Betriebsräte im Visier

Betroffene und Gewerkschafter berieten Gegenwehr
Von Peter Köster
|    Ausgabe vom 20. Oktober 2017

Bereits die 4. Konferenz gegen Betriebsrätemobbing und Union Busting fand am 14. Oktober im Otto-Brenner-Saal im Mannheimer Gewerkschaftshaus statt. Über 100 Betroffene, Betriebsräte, Solidaritätsgruppen und Interessierte trafen sich zu einem Erfahrungs-, Wissens- und Strategieaustausch. Unterstützt und organisiert wurde die Beratung von diversen Initiativen und Solidaritätskomitees und vor allem der örtlichen IGM-Geschäftsstelle.

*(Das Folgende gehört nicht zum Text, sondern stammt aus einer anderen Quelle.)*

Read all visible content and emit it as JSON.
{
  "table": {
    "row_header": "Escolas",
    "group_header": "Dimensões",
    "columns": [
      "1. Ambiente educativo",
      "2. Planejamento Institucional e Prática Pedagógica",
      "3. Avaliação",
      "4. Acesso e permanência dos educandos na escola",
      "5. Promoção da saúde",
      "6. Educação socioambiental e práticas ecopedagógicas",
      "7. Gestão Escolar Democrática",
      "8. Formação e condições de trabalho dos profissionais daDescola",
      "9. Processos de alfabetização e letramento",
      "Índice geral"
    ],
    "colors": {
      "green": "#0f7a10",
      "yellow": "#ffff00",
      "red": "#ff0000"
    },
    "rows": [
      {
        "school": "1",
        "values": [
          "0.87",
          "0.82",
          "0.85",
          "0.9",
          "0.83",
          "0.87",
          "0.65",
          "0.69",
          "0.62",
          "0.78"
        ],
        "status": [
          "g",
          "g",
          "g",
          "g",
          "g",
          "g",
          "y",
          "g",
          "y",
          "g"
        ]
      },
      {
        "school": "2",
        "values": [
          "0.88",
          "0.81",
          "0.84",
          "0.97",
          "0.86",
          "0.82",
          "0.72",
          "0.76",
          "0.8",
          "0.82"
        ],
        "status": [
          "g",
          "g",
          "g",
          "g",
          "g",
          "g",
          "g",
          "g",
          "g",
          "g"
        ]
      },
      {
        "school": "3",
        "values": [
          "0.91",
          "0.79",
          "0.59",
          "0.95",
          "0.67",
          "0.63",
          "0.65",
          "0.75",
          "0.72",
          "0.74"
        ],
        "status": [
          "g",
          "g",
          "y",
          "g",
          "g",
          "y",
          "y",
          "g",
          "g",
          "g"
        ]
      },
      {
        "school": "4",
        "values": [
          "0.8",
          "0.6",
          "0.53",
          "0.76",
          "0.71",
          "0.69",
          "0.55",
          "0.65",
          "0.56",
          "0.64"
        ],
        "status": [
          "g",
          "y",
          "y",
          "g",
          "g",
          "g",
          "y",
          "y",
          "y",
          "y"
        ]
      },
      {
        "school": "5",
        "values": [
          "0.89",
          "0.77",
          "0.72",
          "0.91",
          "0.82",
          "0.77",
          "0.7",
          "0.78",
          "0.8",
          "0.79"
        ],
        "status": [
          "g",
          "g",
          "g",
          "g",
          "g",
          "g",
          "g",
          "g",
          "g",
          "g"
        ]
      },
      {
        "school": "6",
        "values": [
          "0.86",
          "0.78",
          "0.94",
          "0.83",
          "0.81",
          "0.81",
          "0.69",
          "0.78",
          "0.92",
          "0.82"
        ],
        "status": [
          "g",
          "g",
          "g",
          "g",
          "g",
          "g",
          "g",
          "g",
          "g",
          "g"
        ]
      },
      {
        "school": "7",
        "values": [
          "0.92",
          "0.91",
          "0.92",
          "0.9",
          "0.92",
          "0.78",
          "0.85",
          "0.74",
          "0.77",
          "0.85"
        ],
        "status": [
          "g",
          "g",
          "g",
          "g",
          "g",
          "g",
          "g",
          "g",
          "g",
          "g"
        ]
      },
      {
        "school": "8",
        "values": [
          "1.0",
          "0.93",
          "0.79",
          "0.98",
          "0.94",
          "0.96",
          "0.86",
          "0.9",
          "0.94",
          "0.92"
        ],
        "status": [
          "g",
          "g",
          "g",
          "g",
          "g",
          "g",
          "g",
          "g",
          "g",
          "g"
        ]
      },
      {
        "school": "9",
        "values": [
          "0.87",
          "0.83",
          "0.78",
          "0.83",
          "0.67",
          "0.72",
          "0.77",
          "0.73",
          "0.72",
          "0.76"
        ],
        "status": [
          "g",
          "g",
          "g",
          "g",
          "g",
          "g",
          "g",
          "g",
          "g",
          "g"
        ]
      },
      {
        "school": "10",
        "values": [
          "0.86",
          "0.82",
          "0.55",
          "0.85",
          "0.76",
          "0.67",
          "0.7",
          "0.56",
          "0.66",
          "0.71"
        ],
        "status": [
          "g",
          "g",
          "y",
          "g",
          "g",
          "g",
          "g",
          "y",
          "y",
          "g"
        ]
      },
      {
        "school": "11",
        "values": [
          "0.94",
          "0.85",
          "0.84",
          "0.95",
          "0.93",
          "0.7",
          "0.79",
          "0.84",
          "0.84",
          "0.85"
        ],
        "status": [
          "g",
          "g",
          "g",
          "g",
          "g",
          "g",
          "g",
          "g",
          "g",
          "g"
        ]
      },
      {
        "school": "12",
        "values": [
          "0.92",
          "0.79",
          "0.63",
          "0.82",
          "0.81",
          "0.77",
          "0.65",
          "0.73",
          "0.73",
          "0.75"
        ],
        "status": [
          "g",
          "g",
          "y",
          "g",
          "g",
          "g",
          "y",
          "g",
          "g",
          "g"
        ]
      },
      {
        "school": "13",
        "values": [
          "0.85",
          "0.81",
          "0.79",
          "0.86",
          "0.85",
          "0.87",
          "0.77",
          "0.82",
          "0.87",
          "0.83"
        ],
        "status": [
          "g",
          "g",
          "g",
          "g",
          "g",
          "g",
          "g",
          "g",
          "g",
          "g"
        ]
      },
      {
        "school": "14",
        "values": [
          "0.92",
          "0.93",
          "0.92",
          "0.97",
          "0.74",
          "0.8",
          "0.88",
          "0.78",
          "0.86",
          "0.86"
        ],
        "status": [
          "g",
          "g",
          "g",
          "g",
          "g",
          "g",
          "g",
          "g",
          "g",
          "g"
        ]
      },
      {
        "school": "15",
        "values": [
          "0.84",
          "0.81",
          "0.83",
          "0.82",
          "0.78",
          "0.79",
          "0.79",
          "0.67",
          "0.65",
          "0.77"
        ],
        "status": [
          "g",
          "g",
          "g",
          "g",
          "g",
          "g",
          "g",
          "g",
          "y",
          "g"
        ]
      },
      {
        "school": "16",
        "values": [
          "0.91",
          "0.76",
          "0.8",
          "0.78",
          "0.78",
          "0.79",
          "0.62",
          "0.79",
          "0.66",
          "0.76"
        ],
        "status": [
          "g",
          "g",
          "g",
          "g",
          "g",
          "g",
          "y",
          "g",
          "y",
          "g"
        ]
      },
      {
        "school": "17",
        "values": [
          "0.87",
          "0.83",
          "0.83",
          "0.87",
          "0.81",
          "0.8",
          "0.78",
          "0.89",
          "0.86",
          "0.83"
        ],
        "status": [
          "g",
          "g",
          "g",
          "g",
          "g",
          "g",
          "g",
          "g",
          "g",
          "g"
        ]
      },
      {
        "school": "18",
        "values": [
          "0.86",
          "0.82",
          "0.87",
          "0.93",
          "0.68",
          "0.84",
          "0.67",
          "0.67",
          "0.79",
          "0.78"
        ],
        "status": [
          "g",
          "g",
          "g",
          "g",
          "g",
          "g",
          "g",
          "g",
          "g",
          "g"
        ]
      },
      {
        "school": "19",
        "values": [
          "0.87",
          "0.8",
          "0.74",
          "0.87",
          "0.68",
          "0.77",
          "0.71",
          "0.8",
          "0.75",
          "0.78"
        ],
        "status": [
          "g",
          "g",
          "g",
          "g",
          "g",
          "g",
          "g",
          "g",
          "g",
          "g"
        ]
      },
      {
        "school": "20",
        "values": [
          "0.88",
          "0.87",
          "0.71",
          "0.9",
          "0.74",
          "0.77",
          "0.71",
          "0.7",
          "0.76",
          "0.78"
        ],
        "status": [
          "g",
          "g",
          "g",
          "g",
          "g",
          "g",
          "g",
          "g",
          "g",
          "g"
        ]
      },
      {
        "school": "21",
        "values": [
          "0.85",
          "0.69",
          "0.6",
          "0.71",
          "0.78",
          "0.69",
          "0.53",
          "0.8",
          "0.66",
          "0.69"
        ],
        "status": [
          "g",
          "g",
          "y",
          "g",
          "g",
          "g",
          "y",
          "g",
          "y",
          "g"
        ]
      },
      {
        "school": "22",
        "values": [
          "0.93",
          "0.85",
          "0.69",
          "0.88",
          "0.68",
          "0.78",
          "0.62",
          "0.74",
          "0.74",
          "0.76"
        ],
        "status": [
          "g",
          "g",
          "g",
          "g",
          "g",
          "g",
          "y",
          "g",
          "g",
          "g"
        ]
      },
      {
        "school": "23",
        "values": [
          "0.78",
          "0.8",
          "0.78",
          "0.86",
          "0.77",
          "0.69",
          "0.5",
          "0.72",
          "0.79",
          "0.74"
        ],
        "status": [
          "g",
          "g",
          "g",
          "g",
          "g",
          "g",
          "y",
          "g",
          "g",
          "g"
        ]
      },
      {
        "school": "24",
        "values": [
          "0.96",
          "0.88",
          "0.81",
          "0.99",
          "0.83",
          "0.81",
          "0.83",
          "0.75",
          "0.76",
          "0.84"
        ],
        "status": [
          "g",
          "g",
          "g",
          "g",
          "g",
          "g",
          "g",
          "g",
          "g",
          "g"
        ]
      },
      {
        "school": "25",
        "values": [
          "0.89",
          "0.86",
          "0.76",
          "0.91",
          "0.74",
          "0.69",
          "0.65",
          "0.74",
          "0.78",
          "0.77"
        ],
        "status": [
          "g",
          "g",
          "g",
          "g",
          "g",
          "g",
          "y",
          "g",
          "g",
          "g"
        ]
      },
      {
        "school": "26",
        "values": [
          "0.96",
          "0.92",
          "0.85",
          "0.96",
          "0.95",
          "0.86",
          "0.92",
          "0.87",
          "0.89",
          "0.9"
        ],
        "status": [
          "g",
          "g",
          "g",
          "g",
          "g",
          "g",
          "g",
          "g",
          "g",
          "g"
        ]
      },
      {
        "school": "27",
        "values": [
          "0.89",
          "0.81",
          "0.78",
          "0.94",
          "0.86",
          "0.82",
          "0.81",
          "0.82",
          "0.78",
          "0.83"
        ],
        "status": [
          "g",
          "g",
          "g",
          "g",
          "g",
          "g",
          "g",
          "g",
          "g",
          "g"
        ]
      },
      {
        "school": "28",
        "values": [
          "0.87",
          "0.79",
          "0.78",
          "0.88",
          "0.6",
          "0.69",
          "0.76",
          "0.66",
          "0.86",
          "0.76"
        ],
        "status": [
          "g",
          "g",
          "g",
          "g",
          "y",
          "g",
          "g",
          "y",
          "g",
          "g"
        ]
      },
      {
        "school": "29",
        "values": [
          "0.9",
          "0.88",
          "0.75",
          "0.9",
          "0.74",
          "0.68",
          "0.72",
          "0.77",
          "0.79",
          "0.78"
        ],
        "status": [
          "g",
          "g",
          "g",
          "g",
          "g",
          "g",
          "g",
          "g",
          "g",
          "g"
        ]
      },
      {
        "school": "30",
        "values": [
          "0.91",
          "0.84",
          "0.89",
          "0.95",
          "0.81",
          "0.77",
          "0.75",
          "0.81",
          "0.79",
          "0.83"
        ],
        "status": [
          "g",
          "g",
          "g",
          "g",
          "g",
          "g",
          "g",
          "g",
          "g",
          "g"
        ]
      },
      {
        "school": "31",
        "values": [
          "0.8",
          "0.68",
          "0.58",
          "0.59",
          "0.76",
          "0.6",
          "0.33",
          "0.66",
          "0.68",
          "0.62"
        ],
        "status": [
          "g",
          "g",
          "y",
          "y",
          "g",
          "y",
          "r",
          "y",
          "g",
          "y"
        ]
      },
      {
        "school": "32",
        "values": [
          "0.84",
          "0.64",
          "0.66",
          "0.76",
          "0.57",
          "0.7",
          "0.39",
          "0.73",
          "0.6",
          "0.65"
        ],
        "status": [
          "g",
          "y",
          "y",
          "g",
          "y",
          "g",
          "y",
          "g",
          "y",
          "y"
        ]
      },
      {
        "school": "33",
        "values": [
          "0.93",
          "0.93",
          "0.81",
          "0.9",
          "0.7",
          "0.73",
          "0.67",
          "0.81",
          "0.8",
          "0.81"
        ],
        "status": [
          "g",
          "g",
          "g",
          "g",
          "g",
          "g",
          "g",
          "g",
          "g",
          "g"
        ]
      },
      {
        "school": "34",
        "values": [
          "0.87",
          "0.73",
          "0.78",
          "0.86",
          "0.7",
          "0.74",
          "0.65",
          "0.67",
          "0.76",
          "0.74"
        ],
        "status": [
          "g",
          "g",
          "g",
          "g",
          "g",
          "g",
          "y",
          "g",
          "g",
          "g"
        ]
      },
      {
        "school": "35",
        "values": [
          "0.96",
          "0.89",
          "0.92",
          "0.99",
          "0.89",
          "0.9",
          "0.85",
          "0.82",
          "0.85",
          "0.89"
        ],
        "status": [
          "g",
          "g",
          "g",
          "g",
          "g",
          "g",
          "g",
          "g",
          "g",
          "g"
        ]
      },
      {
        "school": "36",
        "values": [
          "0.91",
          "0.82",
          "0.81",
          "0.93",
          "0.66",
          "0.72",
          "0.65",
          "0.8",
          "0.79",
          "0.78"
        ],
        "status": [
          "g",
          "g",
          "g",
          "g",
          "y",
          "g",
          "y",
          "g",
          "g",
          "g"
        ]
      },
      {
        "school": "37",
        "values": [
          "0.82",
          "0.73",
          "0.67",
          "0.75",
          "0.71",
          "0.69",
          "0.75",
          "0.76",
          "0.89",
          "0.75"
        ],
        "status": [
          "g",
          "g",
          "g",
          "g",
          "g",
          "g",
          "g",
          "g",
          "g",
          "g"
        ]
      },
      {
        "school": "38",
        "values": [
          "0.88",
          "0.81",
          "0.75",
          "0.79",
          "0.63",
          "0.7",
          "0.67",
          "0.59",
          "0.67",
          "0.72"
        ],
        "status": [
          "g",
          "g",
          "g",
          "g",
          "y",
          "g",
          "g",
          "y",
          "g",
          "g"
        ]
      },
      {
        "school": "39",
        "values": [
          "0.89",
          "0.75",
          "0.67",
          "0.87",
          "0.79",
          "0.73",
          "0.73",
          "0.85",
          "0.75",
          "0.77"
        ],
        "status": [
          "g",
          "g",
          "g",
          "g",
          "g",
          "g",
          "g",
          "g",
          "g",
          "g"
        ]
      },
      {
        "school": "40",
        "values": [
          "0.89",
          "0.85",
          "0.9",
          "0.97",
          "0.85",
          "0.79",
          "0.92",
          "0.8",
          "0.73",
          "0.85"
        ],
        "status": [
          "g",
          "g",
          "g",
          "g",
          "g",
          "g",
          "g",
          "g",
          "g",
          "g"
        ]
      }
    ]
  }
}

Im Aufruf zur Konferenz wurden unter anderem die Erwartungen formuliert:
„Mit den bundesweiten Konferenzen ‚Betriebsräte im Visier’ leisten wir seit 2014 Beiträge zur Analyse der Bekämpfung von Betriebsräten.“ In diesem Jahr standn die juristische Verteidigung gegen Betriebsrats- und Gewerkschaftsfeinde im Mittelpunkt. Wie schon auf den vorhergegangen Konferenzen nahmen Berichte von BR-Mobbing-Betroffenen im Forum einen bedeutenden Teil des solidarischen Erfahrungsaustauschs und der notwendigen konkreten Unterstützung ein. Besonders diese Berichte gehen den Teilnehmerinnen unter die Haut. Unfassbar und aus einer anderen Welt erscheinen diese Beschreibungen der Formen und der Wirkung von BR-Mobbing. Für persönlich Betroffene ist es ein Gefühl des Krieges gegen und der psychischen und physischen Zerstörung ihrer Person. Vorsichtige Schätzungen belaufen sich auf mehr als 2 000 persönlich betroffene Betriebs- und Personalräte seit dem Jahrtausendbeginn.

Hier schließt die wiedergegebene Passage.